但是,如果说 黑格尔 对特殊性与普遍性的根本同一性的坚持--这种坚持揭示了他的天才的程度--仍然具有某种预言性的话,那么,肯定是 精神分析 通过揭示这种同一性作为 主体 的不连续性而得以实现的结构,并在不诉诸未来的情况下,为其提供了范式。

让我简单地说,在我看来,这构成了对象对个体中任何关于总体性的提法的否定,因为主体在其中引入了分裂,也在与个体等同的集体中引入了分裂。精神分析 显然使 一和他者 和 一和他者 都沦为海市蜃楼。

我们因此又回到了熟悉的水域:黑格尔式 自我意识,主体 绝对概念的自我中介 自我中介,它超越或吞噬每一个改变性,与拉康式 分裂主体 (divided subject) 无意识的无意识相对,根据定义,无意识与它的原因是分离的。然而,把黑格尔还原为他的宏大公式(绝对者 (the Absolute) 不仅是实体 (Substance) ,而且是主体;理性的实在性;绝对认识;否定性的自消力量等等),然后迅速地把他当作无意识而加以否定,是不够的。) ,然后很快就把他当作现代谵妄的最极端表现而加以否定,认为他完全主观--感性的中介或对一切现实的占有。

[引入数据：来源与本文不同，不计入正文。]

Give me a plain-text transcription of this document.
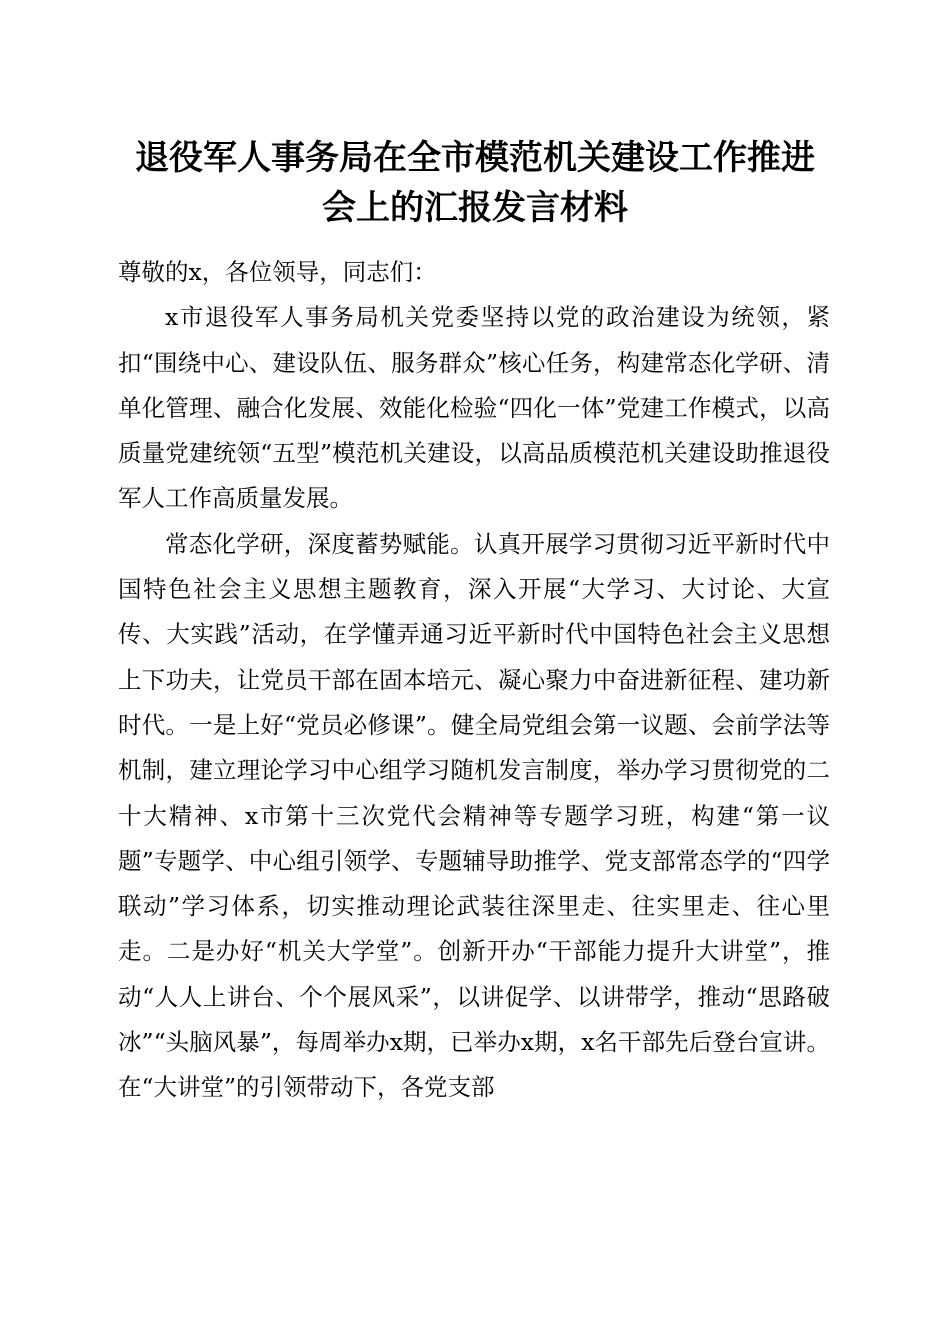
退役军人事务局在全市模范机关建设工作推进
会上的汇报发言材料

尊敬的x，各位领导，同志们：

x市退役军人事务局机关党委坚持以党的政治建设为统领，紧扣“围绕中心、建设队伍、服务群众”核心任务，构建常态化学研、清单化管理、融合化发展、效能化检验“四化一体”党建工作模式，以高质量党建统领“五型”模范机关建设，以高品质模范机关建设助推退役军人工作高质量发展。

常态化学研，深度蓄势赋能。认真开展学习贯彻习近平新时代中国特色社会主义思想主题教育，深入开展“大学习、大讨论、大宣传、大实践”活动，在学懂弄通习近平新时代中国特色社会主义思想上下功夫，让党员干部在固本培元、凝心聚力中奋进新征程、建功新时代。一是上好“党员必修课”。健全局党组会第一议题、会前学法等机制，建立理论学习中心组学习随机发言制度，举办学习贯彻党的二十大精神、x市第十三次党代会精神等专题学习班，构建“第一议题”专题学、中心组引领学、专题辅导助推学、党支部常态学的“四学联动”学习体系，切实推动理论武装往深里走、往实里走、往心里走。二是办好“机关大学堂”。创新开办“干部能力提升大讲堂”，推动“人人上讲台、个个展风采”，以讲促学、以讲带学，推动“思路破冰”“头脑风暴”，每周举办x期，已举办x期，x名干部先后登台宣讲。在“大讲堂”的引领带动下，各党支部
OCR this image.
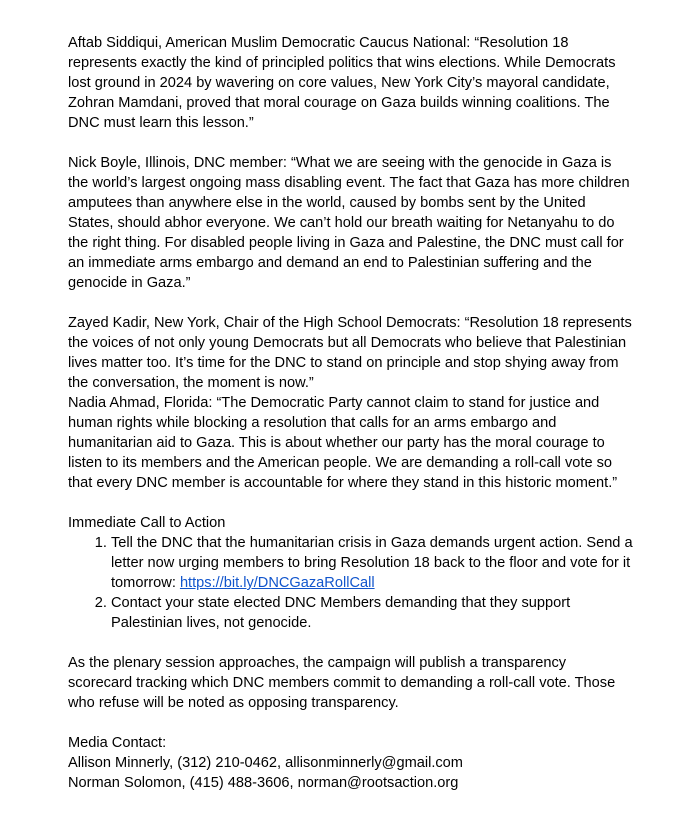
Aftab Siddiqui, American Muslim Democratic Caucus National: “Resolution 18 represents exactly the kind of principled politics that wins elections. While Democrats lost ground in 2024 by wavering on core values, New York City’s mayoral candidate, Zohran Mamdani, proved that moral courage on Gaza builds winning coalitions. The DNC must learn this lesson.”

Nick Boyle, Illinois, DNC member: “What we are seeing with the genocide in Gaza is the world’s largest ongoing mass disabling event. The fact that Gaza has more children amputees than anywhere else in the world, caused by bombs sent by the United States, should abhor everyone. We can’t hold our breath waiting for Netanyahu to do the right thing. For disabled people living in Gaza and Palestine, the DNC must call for an immediate arms embargo and demand an end to Palestinian suffering and the genocide in Gaza.”

Zayed Kadir, New York, Chair of the High School Democrats: “Resolution 18 represents the voices of not only young Democrats but all Democrats who believe that Palestinian lives matter too. It’s time for the DNC to stand on principle and stop shying away from the conversation, the moment is now.”

Nadia Ahmad, Florida: “The Democratic Party cannot claim to stand for justice and human rights while blocking a resolution that calls for an arms embargo and humanitarian aid to Gaza. This is about whether our party has the moral courage to listen to its members and the American people. We are demanding a roll-call vote so that every DNC member is accountable for where they stand in this historic moment.”

Immediate Call to Action

1. Tell the DNC that the humanitarian crisis in Gaza demands urgent action. Send a letter now urging members to bring Resolution 18 back to the floor and vote for it tomorrow: https://bit.ly/DNCGazaRollCall
2. Contact your state elected DNC Members demanding that they support Palestinian lives, not genocide.

As the plenary session approaches, the campaign will publish a transparency scorecard tracking which DNC members commit to demanding a roll-call vote. Those who refuse will be noted as opposing transparency.

Media Contact:

Allison Minnerly, (312) 210-0462, allisonminnerly@gmail.com

Norman Solomon, (415) 488-3606, norman@rootsaction.org
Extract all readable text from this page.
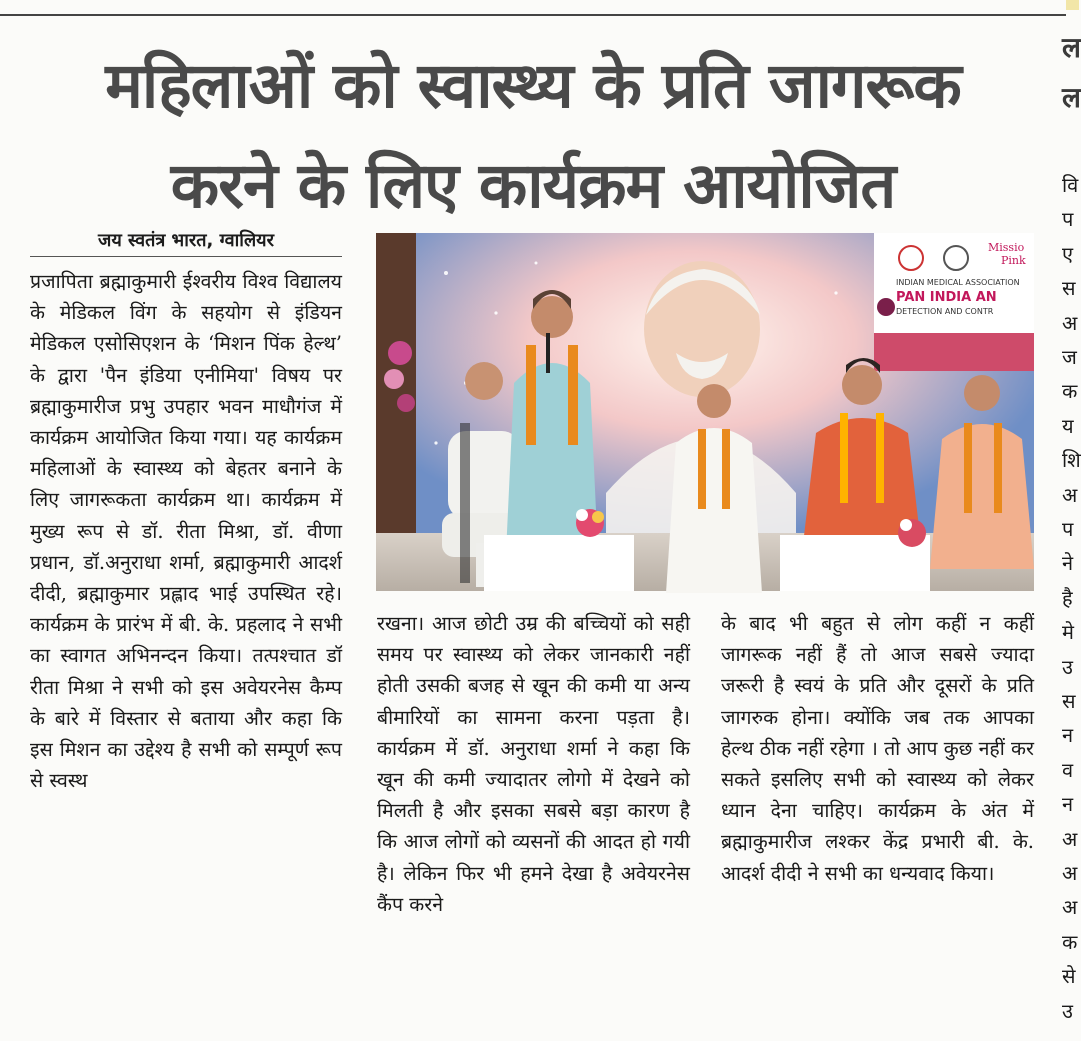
महिलाओं को स्वास्थ्य के प्रति जागरूक
करने के लिए कार्यक्रम आयोजित
जय स्वतंत्र भारत, ग्वालियर
प्रजापिता ब्रह्माकुमारी ईश्वरीय विश्व विद्यालय के मेडिकल विंग के सहयोग से इंडियन मेडिकल एसोसिएशन के ‘मिशन पिंक हेल्थ’ के द्वारा 'पैन इंडिया एनीमिया' विषय पर ब्रह्माकुमारीज प्रभु उपहार भवन माधौगंज में कार्यक्रम आयोजित किया गया। यह कार्यक्रम महिलाओं के स्वास्थ्य को बेहतर बनाने के लिए जागरूकता कार्यक्रम था। कार्यक्रम में मुख्य रूप से डॉ. रीता मिश्रा, डॉ. वीणा प्रधान, डॉ.अनुराधा शर्मा, ब्रह्माकुमारी आदर्श दीदी, ब्रह्माकुमार प्रह्लाद भाई उपस्थित रहे। कार्यक्रम के प्रारंभ में बी. के. प्रहलाद ने सभी का स्वागत अभिनन्दन किया। तत्पश्चात डॉ रीता मिश्रा ने सभी को इस अवेयरनेस कैम्प के बारे में विस्तार से बताया और कहा कि इस मिशन का उद्देश्य है सभी को सम्पूर्ण रूप से स्वस्थ
Missio
Pink
INDIAN MEDICAL ASSOCIATION
PAN INDIA AN
DETECTION AND CONTR
रखना। आज छोटी उम्र की बच्चियों को सही समय पर स्वास्थ्य को लेकर जानकारी नहीं होती उसकी बजह से खून की कमी या अन्य बीमारियों का सामना करना पड़ता है। कार्यक्रम में डॉ. अनुराधा शर्मा ने कहा कि खून की कमी ज्यादातर लोगो में देखने को मिलती है और इसका सबसे बड़ा कारण है कि आज लोगों को व्यसनों की आदत हो गयी है। लेकिन फिर भी हमने देखा है अवेयरनेस कैंप करने
के बाद भी बहुत से लोग कहीं न कहीं जागरूक नहीं हैं तो आज सबसे ज्यादा जरूरी है स्वयं के प्रति और दूसरों के प्रति जागरुक होना। क्योंकि जब तक आपका हेल्थ ठीक नहीं रहेगा । तो आप कुछ नहीं कर सकते इसलिए सभी को स्वास्थ्य को लेकर ध्यान देना चाहिए। कार्यक्रम के अंत में ब्रह्माकुमारीज लश्कर केंद्र प्रभारी बी. के. आदर्श दीदी ने सभी का धन्यवाद किया।
ल
ल
वि
प
ए
स
अ
ज
क
य
शि
अ
प
ने
है
मे
उ
स
न
व
न
अ
अ
अ
क
से
उ
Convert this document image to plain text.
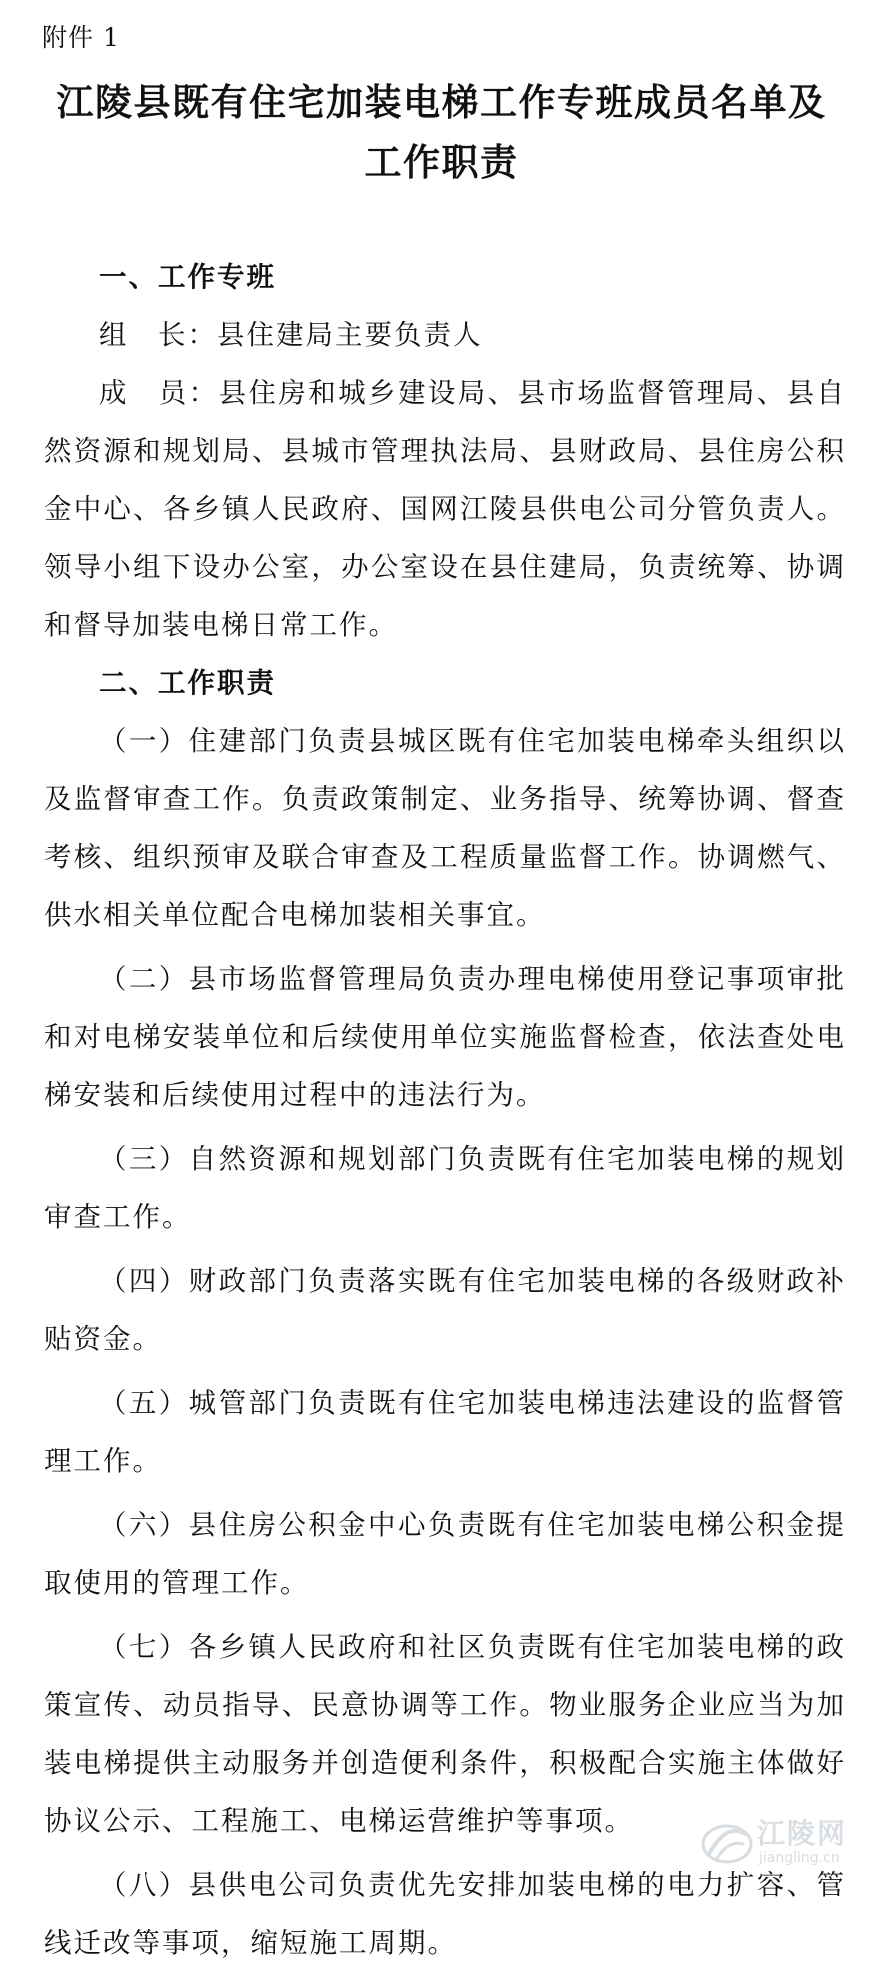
附件 1
江陵县既有住宅加装电梯工作专班成员名单及
工作职责

一、工作专班

组　长：县住建局主要负责人

成　员：县住房和城乡建设局、县市场监督管理局、县自然资源和规划局、县城市管理执法局、县财政局、县住房公积金中心、各乡镇人民政府、国网江陵县供电公司分管负责人。领导小组下设办公室，办公室设在县住建局，负责统筹、协调和督导加装电梯日常工作。

二、工作职责

（一）住建部门负责县城区既有住宅加装电梯牵头组织以及监督审查工作。负责政策制定、业务指导、统筹协调、督查考核、组织预审及联合审查及工程质量监督工作。协调燃气、供水相关单位配合电梯加装相关事宜。

（二）县市场监督管理局负责办理电梯使用登记事项审批和对电梯安装单位和后续使用单位实施监督检查，依法查处电梯安装和后续使用过程中的违法行为。

（三）自然资源和规划部门负责既有住宅加装电梯的规划审查工作。

（四）财政部门负责落实既有住宅加装电梯的各级财政补贴资金。

（五）城管部门负责既有住宅加装电梯违法建设的监督管理工作。

（六）县住房公积金中心负责既有住宅加装电梯公积金提取使用的管理工作。

（七）各乡镇人民政府和社区负责既有住宅加装电梯的政策宣传、动员指导、民意协调等工作。物业服务企业应当为加装电梯提供主动服务并创造便利条件，积极配合实施主体做好协议公示、工程施工、电梯运营维护等事项。

（八）县供电公司负责优先安排加装电梯的电力扩容、管线迁改等事项，缩短施工周期。

江陵网
jiangling.cn
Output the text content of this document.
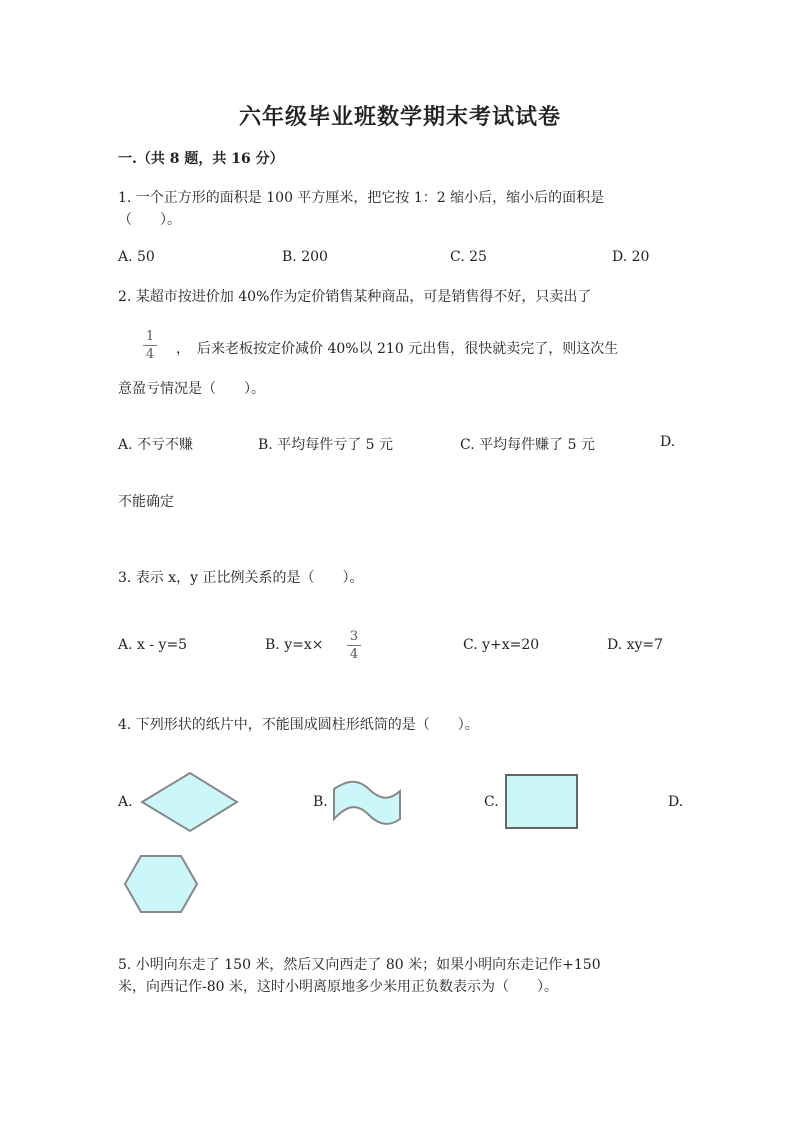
六年级毕业班数学期末考试试卷
一.（共 8 题，共 16 分）
1. 一个正方形的面积是 100 平方厘米，把它按 1：2 缩小后，缩小后的面积是
（　　）。
A. 50	B. 200	C. 25	D. 20
2. 某超市按进价加 40%作为定价销售某种商品，可是销售得不好，只卖出了
1
4 ，　后来老板按定价减价 40%以 210 元出售，很快就卖完了，则这次生
意盈亏情况是（　　）。
A. 不亏不赚	B. 平均每件亏了 5 元	C. 平均每件赚了 5 元	D.
不能确定
3. 表示 x，y 正比例关系的是（　　）。
A. x - y=5	B. y=x×
3
4
C. y+x=20	D. xy=7
4. 下列形状的纸片中，不能围成圆柱形纸筒的是（　　）。
A.	B.	C.	D.
5. 小明向东走了 150 米，然后又向西走了 80 米；如果小明向东走记作+150
米，向西记作-80 米，这时小明离原地多少米用正负数表示为（　　）。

关于 黑格尔本人应该表现出关于黑格尔的一本最好的书的作者热拉尔·勒布伦所说的 "概念的耐心"(La patience du concept, 该书的标题):按照他所有的辩证切入和转折,阅读黑格尔的理论实践具体 (en détail) 的缩影。这种操作的赌注是双重的:它可以作为对黑格尔的(唯一严肃的)批判的基础,即用他自己的标准来衡量他的内在批判,分析他是如何实现自己的纲领的;但它也可以作为救赎黑格尔的手段,发掘他的伟大纲领性格言的实际意义,而不是对它们的标准理解。